Phases of insulin release were studied in the perfused pancreas during a variety of glucose stimulation patterns. Patterns included staircase stimulations, constant prolonged single steps, restimulations, and ramp functions. Except at low concentrations, prolonged single steps of glucose elicited early spikes of insulin and a slowly rising second phase. Total insulin in the initial spikes increased with higher glucose concentrations. However, the time-related pattern of these spikes was similar in all cases; ratios of initial secretion rate to total insulin released were constant. Total insulin released in this early phase approximated a sigmoidal function of glucose concentration; mathematical differentiation of this function gave a skewed bell-shaped distribution curve. Staircase stimulations caused insulin to be released as a series of transient spikes which did not correlate with the increment of glucose but rather to the available insulin for a given glucose concentration minus that released in previous steps. The sum of total insulin released as spikes in a staircase series leading to a given glucose concentration was the same as when that concentration was used as a single step. Interrupted prolonged glucose infusions indicated the second phase of insulin release could prime the pancreas and that the first and second phases were interrelated. When glucose was perfused as ramp functions of slow, increasing, concentration, phasic response disappeared.

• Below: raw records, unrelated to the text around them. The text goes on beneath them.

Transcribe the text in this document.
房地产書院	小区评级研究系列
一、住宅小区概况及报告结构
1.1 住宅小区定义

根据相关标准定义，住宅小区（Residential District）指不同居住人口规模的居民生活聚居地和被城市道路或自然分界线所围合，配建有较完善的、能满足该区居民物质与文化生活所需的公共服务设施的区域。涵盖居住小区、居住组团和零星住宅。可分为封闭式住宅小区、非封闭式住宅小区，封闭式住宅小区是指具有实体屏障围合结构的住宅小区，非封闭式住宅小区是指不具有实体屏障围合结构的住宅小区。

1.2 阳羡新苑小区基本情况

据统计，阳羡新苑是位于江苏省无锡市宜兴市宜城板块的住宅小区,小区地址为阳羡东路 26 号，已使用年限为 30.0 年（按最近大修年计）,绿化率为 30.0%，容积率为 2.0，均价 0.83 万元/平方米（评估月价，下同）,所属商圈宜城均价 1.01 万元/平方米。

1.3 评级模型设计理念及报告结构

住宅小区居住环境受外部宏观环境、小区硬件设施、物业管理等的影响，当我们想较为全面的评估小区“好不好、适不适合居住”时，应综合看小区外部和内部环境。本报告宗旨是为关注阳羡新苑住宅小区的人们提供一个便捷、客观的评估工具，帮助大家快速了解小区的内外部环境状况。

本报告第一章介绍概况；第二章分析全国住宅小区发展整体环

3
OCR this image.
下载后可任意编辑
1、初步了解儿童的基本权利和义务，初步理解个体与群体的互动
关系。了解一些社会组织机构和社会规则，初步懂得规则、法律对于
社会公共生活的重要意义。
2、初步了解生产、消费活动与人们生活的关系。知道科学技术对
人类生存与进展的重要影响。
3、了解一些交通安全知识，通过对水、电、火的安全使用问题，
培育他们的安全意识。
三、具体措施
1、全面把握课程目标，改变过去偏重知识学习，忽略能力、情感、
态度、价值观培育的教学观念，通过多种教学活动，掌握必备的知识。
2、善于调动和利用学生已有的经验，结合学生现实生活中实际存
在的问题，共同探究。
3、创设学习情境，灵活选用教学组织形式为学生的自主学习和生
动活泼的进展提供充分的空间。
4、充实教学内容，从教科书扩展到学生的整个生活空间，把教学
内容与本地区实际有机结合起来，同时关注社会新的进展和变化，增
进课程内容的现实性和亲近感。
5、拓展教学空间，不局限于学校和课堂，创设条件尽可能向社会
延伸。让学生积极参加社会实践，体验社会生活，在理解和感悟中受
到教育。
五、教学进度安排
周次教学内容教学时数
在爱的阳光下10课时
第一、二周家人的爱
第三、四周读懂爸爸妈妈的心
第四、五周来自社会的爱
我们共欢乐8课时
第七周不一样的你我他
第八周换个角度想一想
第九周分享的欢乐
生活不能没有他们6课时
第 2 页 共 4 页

A previous two-compartmental model was expanded to include a threshold or sensitivity distribution hypothesis. This hypothesis proposes that labile insulin is not stored in a homogeneous form but as packets with a bell-shaped distribution of thresholds to glucose. These packets respond quickly when their threshold levels to glucose are reached or exceeded. Data from single step stimulations were utilized for constructing a mathematical model which simulated satisfactorily the various stimulation patterns.